Do you remember that teacher we had in elementary school who was always trying to make learning fun? Yes, you remember. I thought you would. Sometimes, the fun was actually fun. Sometimes, not so much. Personally, I’d rather just plow through the math without also wishing I felt as entertained as that hopeful teacher hoped I would.

That’s why Dear Komodo Dragon surprised me! It’s definitely an educational book. You’ll find zoology, conservation, and math in its pages, and you could spin a lesson about letter-writing out of it, too. Arbordale provides substantial curricular support for their books. There’s a 30-page Teaching Activity Guide for Dear Komodo Dragon, perfect for classroom or homeschool use, and the book itself includes a 4-page For Creative Minds section as well.

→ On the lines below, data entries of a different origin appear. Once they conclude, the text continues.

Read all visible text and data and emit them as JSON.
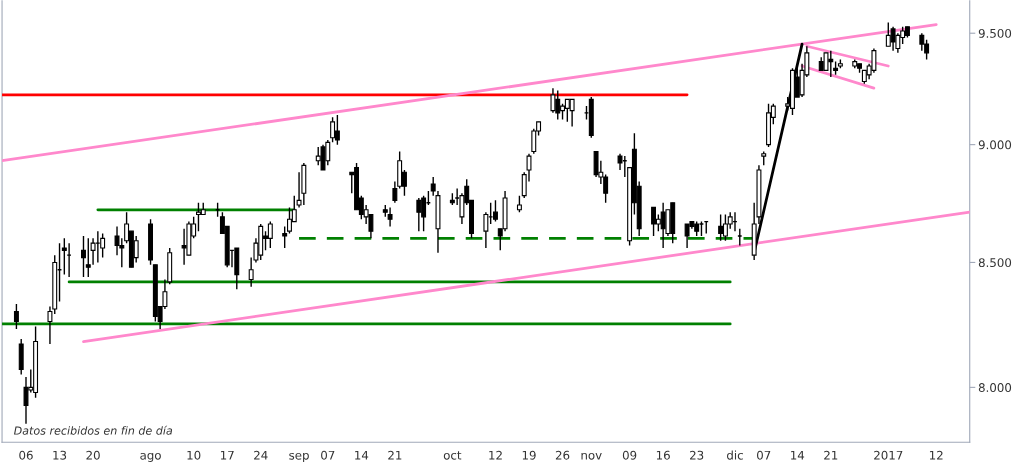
{
  "chart_data": {
    "type": "candlestick",
    "annotations": [
      "Datos recibidos en fin de día"
    ],
    "x": [
      "2016-07-04",
      "2016-07-05",
      "2016-07-06",
      "2016-07-07",
      "2016-07-08",
      "2016-07-11",
      "2016-07-12",
      "2016-07-13",
      "2016-07-14",
      "2016-07-15",
      "2016-07-18",
      "2016-07-19",
      "2016-07-20",
      "2016-07-21",
      "2016-07-22",
      "2016-07-25",
      "2016-07-26",
      "2016-07-27",
      "2016-07-28",
      "2016-07-29",
      "2016-08-01",
      "2016-08-02",
      "2016-08-03",
      "2016-08-04",
      "2016-08-05",
      "2016-08-08",
      "2016-08-09",
      "2016-08-10",
      "2016-08-11",
      "2016-08-12",
      "2016-08-15",
      "2016-08-16",
      "2016-08-17",
      "2016-08-18",
      "2016-08-19",
      "2016-08-22",
      "2016-08-23",
      "2016-08-24",
      "2016-08-25",
      "2016-08-26",
      "2016-08-29",
      "2016-08-30",
      "2016-08-31",
      "2016-09-01",
      "2016-09-02",
      "2016-09-05",
      "2016-09-06",
      "2016-09-07",
      "2016-09-08",
      "2016-09-09",
      "2016-09-12",
      "2016-09-13",
      "2016-09-14",
      "2016-09-15",
      "2016-09-16",
      "2016-09-19",
      "2016-09-20",
      "2016-09-21",
      "2016-09-22",
      "2016-09-23",
      "2016-09-26",
      "2016-09-27",
      "2016-09-28",
      "2016-09-29",
      "2016-09-30",
      "2016-10-03",
      "2016-10-04",
      "2016-10-05",
      "2016-10-06",
      "2016-10-07",
      "2016-10-10",
      "2016-10-11",
      "2016-10-12",
      "2016-10-13",
      "2016-10-14",
      "2016-10-17",
      "2016-10-18",
      "2016-10-19",
      "2016-10-20",
      "2016-10-21",
      "2016-10-24",
      "2016-10-25",
      "2016-10-26",
      "2016-10-27",
      "2016-10-28",
      "2016-10-31",
      "2016-11-01",
      "2016-11-02",
      "2016-11-03",
      "2016-11-04",
      "2016-11-07",
      "2016-11-08",
      "2016-11-09",
      "2016-11-10",
      "2016-11-11",
      "2016-11-14",
      "2016-11-15",
      "2016-11-16",
      "2016-11-17",
      "2016-11-18",
      "2016-11-21",
      "2016-11-22",
      "2016-11-23",
      "2016-11-24",
      "2016-11-25",
      "2016-11-28",
      "2016-11-29",
      "2016-11-30",
      "2016-12-01",
      "2016-12-02",
      "2016-12-05",
      "2016-12-06",
      "2016-12-07",
      "2016-12-08",
      "2016-12-09",
      "2016-12-12",
      "2016-12-13",
      "2016-12-14",
      "2016-12-15",
      "2016-12-16",
      "2016-12-19",
      "2016-12-20",
      "2016-12-21",
      "2016-12-22",
      "2016-12-23",
      "2016-12-26",
      "2016-12-27",
      "2016-12-28",
      "2016-12-29",
      "2016-12-30",
      "2017-01-02",
      "2017-01-03",
      "2017-01-04",
      "2017-01-05",
      "2017-01-06",
      "2017-01-09",
      "2017-01-10"
    ],
    "ohlc": [
      [
        8.3,
        8.33,
        8.23,
        8.26
      ],
      [
        8.17,
        8.19,
        8.05,
        8.07
      ],
      [
        8.0,
        8.04,
        7.86,
        7.93
      ],
      [
        7.99,
        8.07,
        7.98,
        8.0
      ],
      [
        7.98,
        8.24,
        7.96,
        8.18
      ],
      [
        8.26,
        8.32,
        8.17,
        8.3
      ],
      [
        8.31,
        8.53,
        8.29,
        8.5
      ],
      [
        8.47,
        8.58,
        8.34,
        8.47
      ],
      [
        8.56,
        8.6,
        8.45,
        8.55
      ],
      [
        8.53,
        8.58,
        8.44,
        8.53
      ],
      [
        8.55,
        8.61,
        8.44,
        8.52
      ],
      [
        8.49,
        8.6,
        8.44,
        8.48
      ],
      [
        8.55,
        8.6,
        8.49,
        8.58
      ],
      [
        8.58,
        8.63,
        8.5,
        8.58
      ],
      [
        8.56,
        8.62,
        8.52,
        8.6
      ],
      [
        8.61,
        8.65,
        8.53,
        8.57
      ],
      [
        8.57,
        8.6,
        8.48,
        8.56
      ],
      [
        8.59,
        8.71,
        8.58,
        8.66
      ],
      [
        8.63,
        8.63,
        8.48,
        8.48
      ],
      [
        8.52,
        8.61,
        8.5,
        8.59
      ],
      [
        8.66,
        8.68,
        8.49,
        8.51
      ],
      [
        8.49,
        8.49,
        8.26,
        8.28
      ],
      [
        8.32,
        8.32,
        8.23,
        8.26
      ],
      [
        8.32,
        8.43,
        8.31,
        8.38
      ],
      [
        8.42,
        8.56,
        8.41,
        8.54
      ],
      [
        8.57,
        8.64,
        8.49,
        8.56
      ],
      [
        8.53,
        8.67,
        8.53,
        8.66
      ],
      [
        8.61,
        8.69,
        8.6,
        8.66
      ],
      [
        8.7,
        8.75,
        8.63,
        8.71
      ],
      [
        8.7,
        8.75,
        8.7,
        8.72
      ],
      [
        8.72,
        8.75,
        8.69,
        8.72
      ],
      [
        8.69,
        8.71,
        8.62,
        8.62
      ],
      [
        8.65,
        8.65,
        8.48,
        8.49
      ],
      [
        8.55,
        8.55,
        8.48,
        8.55
      ],
      [
        8.56,
        8.56,
        8.39,
        8.45
      ],
      [
        8.43,
        8.52,
        8.4,
        8.47
      ],
      [
        8.51,
        8.6,
        8.5,
        8.58
      ],
      [
        8.53,
        8.66,
        8.51,
        8.65
      ],
      [
        8.61,
        8.63,
        8.55,
        8.6
      ],
      [
        8.6,
        8.67,
        8.56,
        8.66
      ],
      [
        8.62,
        8.65,
        8.56,
        8.61
      ],
      [
        8.63,
        8.73,
        8.62,
        8.68
      ],
      [
        8.67,
        8.78,
        8.67,
        8.72
      ],
      [
        8.74,
        8.88,
        8.73,
        8.76
      ],
      [
        8.79,
        8.92,
        8.74,
        8.91
      ],
      [
        8.93,
        8.99,
        8.91,
        8.95
      ],
      [
        8.99,
        9.0,
        8.89,
        8.89
      ],
      [
        8.93,
        9.02,
        8.91,
        9.01
      ],
      [
        9.03,
        9.12,
        9.01,
        9.1
      ],
      [
        9.06,
        9.13,
        9.0,
        9.02
      ],
      [
        8.88,
        8.88,
        8.79,
        8.87
      ],
      [
        8.9,
        8.92,
        8.72,
        8.72
      ],
      [
        8.77,
        8.78,
        8.68,
        8.7
      ],
      [
        8.69,
        8.74,
        8.66,
        8.72
      ],
      [
        8.7,
        8.7,
        8.6,
        8.63
      ],
      [
        8.72,
        8.74,
        8.69,
        8.71
      ],
      [
        8.7,
        8.73,
        8.65,
        8.68
      ],
      [
        8.81,
        8.84,
        8.75,
        8.76
      ],
      [
        8.82,
        8.97,
        8.81,
        8.93
      ],
      [
        8.88,
        8.89,
        8.78,
        8.82
      ],
      [
        8.76,
        8.77,
        8.63,
        8.71
      ],
      [
        8.77,
        8.78,
        8.63,
        8.69
      ],
      [
        8.75,
        8.8,
        8.74,
        8.75
      ],
      [
        8.83,
        8.86,
        8.78,
        8.8
      ],
      [
        8.64,
        8.8,
        8.54,
        8.78
      ],
      [
        8.76,
        8.79,
        8.74,
        8.75
      ],
      [
        8.77,
        8.81,
        8.74,
        8.77
      ],
      [
        8.69,
        8.79,
        8.66,
        8.78
      ],
      [
        8.82,
        8.85,
        8.74,
        8.75
      ],
      [
        8.76,
        8.76,
        8.6,
        8.62
      ],
      [
        8.63,
        8.71,
        8.56,
        8.7
      ],
      [
        8.69,
        8.75,
        8.66,
        8.69
      ],
      [
        8.71,
        8.76,
        8.67,
        8.68
      ],
      [
        8.64,
        8.64,
        8.55,
        8.61
      ],
      [
        8.64,
        8.8,
        8.63,
        8.77
      ],
      [
        8.72,
        8.78,
        8.71,
        8.74
      ],
      [
        8.78,
        8.88,
        8.77,
        8.87
      ],
      [
        8.89,
        8.96,
        8.84,
        8.95
      ],
      [
        8.97,
        9.07,
        8.96,
        9.06
      ],
      [
        9.06,
        9.1,
        9.04,
        9.1
      ],
      [
        9.15,
        9.25,
        9.14,
        9.22
      ],
      [
        9.2,
        9.24,
        9.11,
        9.14
      ],
      [
        9.15,
        9.18,
        9.11,
        9.17
      ],
      [
        9.16,
        9.2,
        9.1,
        9.2
      ],
      [
        9.15,
        9.2,
        9.08,
        9.2
      ],
      [
        9.14,
        9.17,
        9.11,
        9.14
      ],
      [
        9.2,
        9.21,
        9.03,
        9.04
      ],
      [
        8.97,
        8.97,
        8.86,
        8.87
      ],
      [
        8.86,
        8.93,
        8.83,
        8.88
      ],
      [
        8.86,
        8.87,
        8.75,
        8.79
      ],
      [
        8.95,
        8.96,
        8.89,
        8.92
      ],
      [
        8.93,
        8.95,
        8.86,
        8.93
      ],
      [
        8.59,
        8.9,
        8.57,
        8.9
      ],
      [
        8.98,
        9.05,
        8.7,
        8.75
      ],
      [
        8.82,
        8.84,
        8.61,
        8.64
      ],
      [
        8.73,
        8.73,
        8.61,
        8.66
      ],
      [
        8.66,
        8.7,
        8.63,
        8.68
      ],
      [
        8.71,
        8.75,
        8.56,
        8.64
      ],
      [
        8.62,
        8.72,
        8.61,
        8.72
      ],
      [
        8.75,
        8.75,
        8.58,
        8.62
      ],
      [
        8.66,
        8.66,
        8.56,
        8.61
      ],
      [
        8.67,
        8.67,
        8.64,
        8.65
      ],
      [
        8.66,
        8.67,
        8.61,
        8.63
      ],
      [
        8.66,
        8.67,
        8.61,
        8.66
      ],
      [
        8.67,
        8.67,
        8.62,
        8.67
      ],
      [
        8.65,
        8.7,
        8.59,
        8.62
      ],
      [
        8.61,
        8.7,
        8.59,
        8.66
      ],
      [
        8.66,
        8.71,
        8.64,
        8.69
      ],
      [
        8.67,
        8.71,
        8.63,
        8.67
      ],
      [
        8.61,
        8.64,
        8.57,
        8.61
      ],
      [
        8.53,
        8.75,
        8.51,
        8.66
      ],
      [
        8.69,
        8.91,
        8.66,
        8.89
      ],
      [
        8.95,
        8.97,
        8.91,
        8.96
      ],
      [
        9.0,
        9.18,
        8.99,
        9.14
      ],
      [
        9.12,
        9.18,
        9.09,
        9.17
      ],
      [
        9.17,
        9.21,
        9.15,
        9.18
      ],
      [
        9.16,
        9.34,
        9.13,
        9.33
      ],
      [
        9.3,
        9.34,
        9.21,
        9.21
      ],
      [
        9.22,
        9.36,
        9.21,
        9.33
      ],
      [
        9.31,
        9.44,
        9.3,
        9.41
      ],
      [
        9.37,
        9.39,
        9.33,
        9.33
      ],
      [
        9.33,
        9.41,
        9.33,
        9.41
      ],
      [
        9.38,
        9.42,
        9.3,
        9.37
      ],
      [
        9.34,
        9.37,
        9.31,
        9.33
      ],
      [
        9.35,
        9.38,
        9.34,
        9.36
      ],
      [
        9.35,
        9.38,
        9.34,
        9.37
      ],
      [
        9.36,
        9.36,
        9.32,
        9.34
      ],
      [
        9.28,
        9.33,
        9.27,
        9.33
      ],
      [
        9.31,
        9.36,
        9.29,
        9.35
      ],
      [
        9.33,
        9.43,
        9.32,
        9.42
      ],
      [
        9.44,
        9.55,
        9.44,
        9.49
      ],
      [
        9.52,
        9.53,
        9.42,
        9.46
      ],
      [
        9.43,
        9.5,
        9.41,
        9.49
      ],
      [
        9.48,
        9.53,
        9.45,
        9.51
      ],
      [
        9.53,
        9.53,
        9.48,
        9.49
      ],
      [
        9.49,
        9.5,
        9.42,
        9.45
      ],
      [
        9.45,
        9.47,
        9.38,
        9.41
      ]
    ],
    "series": [
      {
        "type": "line",
        "color": "#ff0000",
        "x": [
          "2016-07-01",
          "2016-11-21"
        ],
        "values": [
          9.22,
          9.22
        ]
      },
      {
        "type": "line",
        "color": "#008000",
        "x": [
          "2016-07-01",
          "2016-11-30"
        ],
        "values": [
          8.25,
          8.25
        ]
      },
      {
        "type": "line",
        "color": "#008000",
        "x": [
          "2016-07-15",
          "2016-11-30"
        ],
        "values": [
          8.42,
          8.42
        ]
      },
      {
        "type": "line",
        "color": "#008000",
        "x": [
          "2016-07-21",
          "2016-08-31"
        ],
        "values": [
          8.72,
          8.72
        ]
      },
      {
        "type": "line",
        "color": "#008000",
        "line_style": "dashed",
        "x": [
          "2016-09-01",
          "2016-12-05"
        ],
        "values": [
          8.6,
          8.6
        ]
      },
      {
        "type": "line",
        "color": "#ff88cc",
        "x": [
          "2016-07-01",
          "2017-01-12"
        ],
        "values": [
          8.93,
          9.54
        ]
      },
      {
        "type": "line",
        "color": "#ff88cc",
        "x": [
          "2016-07-18",
          "2017-01-19"
        ],
        "values": [
          8.18,
          8.71
        ]
      },
      {
        "type": "line",
        "color": "#000000",
        "x": [
          "2016-12-05",
          "2016-12-15"
        ],
        "values": [
          8.54,
          9.45
        ]
      },
      {
        "type": "line",
        "color": "#ff88cc",
        "x": [
          "2016-12-16",
          "2017-01-02"
        ],
        "values": [
          9.44,
          9.35
        ]
      },
      {
        "type": "line",
        "color": "#ff88cc",
        "x": [
          "2016-12-15",
          "2016-12-30"
        ],
        "values": [
          9.35,
          9.25
        ]
      }
    ],
    "log": "y",
    "xlim": [
      "2016-07-01",
      "2017-01-19"
    ],
    "xticks": [
      {
        "value": "2016-07-06",
        "label": "06"
      },
      {
        "value": "2016-07-13",
        "label": "13"
      },
      {
        "value": "2016-07-20",
        "label": "20"
      },
      {
        "value": "2016-08-01",
        "label": "ago"
      },
      {
        "value": "2016-08-10",
        "label": "10"
      },
      {
        "value": "2016-08-17",
        "label": "17"
      },
      {
        "value": "2016-08-24",
        "label": "24"
      },
      {
        "value": "2016-09-01",
        "label": "sep"
      },
      {
        "value": "2016-09-07",
        "label": "07"
      },
      {
        "value": "2016-09-14",
        "label": "14"
      },
      {
        "value": "2016-09-21",
        "label": "21"
      },
      {
        "value": "2016-10-03",
        "label": "oct"
      },
      {
        "value": "2016-10-12",
        "label": "12"
      },
      {
        "value": "2016-10-19",
        "label": "19"
      },
      {
        "value": "2016-10-26",
        "label": "26"
      },
      {
        "value": "2016-11-01",
        "label": "nov"
      },
      {
        "value": "2016-11-09",
        "label": "09"
      },
      {
        "value": "2016-11-16",
        "label": "16"
      },
      {
        "value": "2016-11-23",
        "label": "23"
      },
      {
        "value": "2016-12-01",
        "label": "dic"
      },
      {
        "value": "2016-12-07",
        "label": "07"
      },
      {
        "value": "2016-12-14",
        "label": "14"
      },
      {
        "value": "2016-12-21",
        "label": "21"
      },
      {
        "value": "2017-01-02",
        "label": "2017"
      },
      {
        "value": "2017-01-12",
        "label": "12"
      }
    ],
    "ylim": [
      7.79,
      9.65
    ],
    "yticks": [
      {
        "value": 8,
        "label": "8.000"
      },
      {
        "value": 8.5,
        "label": "8.500"
      },
      {
        "value": 9,
        "label": "9.000"
      },
      {
        "value": 9.5,
        "label": "9.500"
      }
    ]
  }
}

But it’s still a story! Leslie and Komo, her dragon pen pal, both have relatable personalities, and their exchange is light-hearted and interesting (despite being informative!). You’ll realize how much you’ve been drawn into the story when you come to the plot twist just before the end! (No spoilers here!)

Laurie Allen Klein’s illustrations, like the text, are realistic but still imaginative, and provide depth to the characterizations and supporting detail for the information in the text. I especially appreciated the added dimension she provided in, for example, the labeled drawings of  various kinds of dragons displayed on pages 6-7. It’s evidence that every opportunity, every space and moment in the book, was used to add value for the reader.

I think my grade-school self would have welcomed this book with relief and interest. Dear Komodo Dragon is both fiction and nonfiction, a science story that deserves to be called both “science” and “story.” Bright pictures, clean text, engaging characters, and that plot twist I mentioned above all come together to make a good day in the classroom, or in your favorite reading nook at home.

Dear Komodo Dragon and its teaching resources are available directly from Arbordale Publishing, and also on Amazon in paperback, hard cover, and Kindle editions.

 

I was granted access by the publisher to a digital edition of this book in exchange for this review.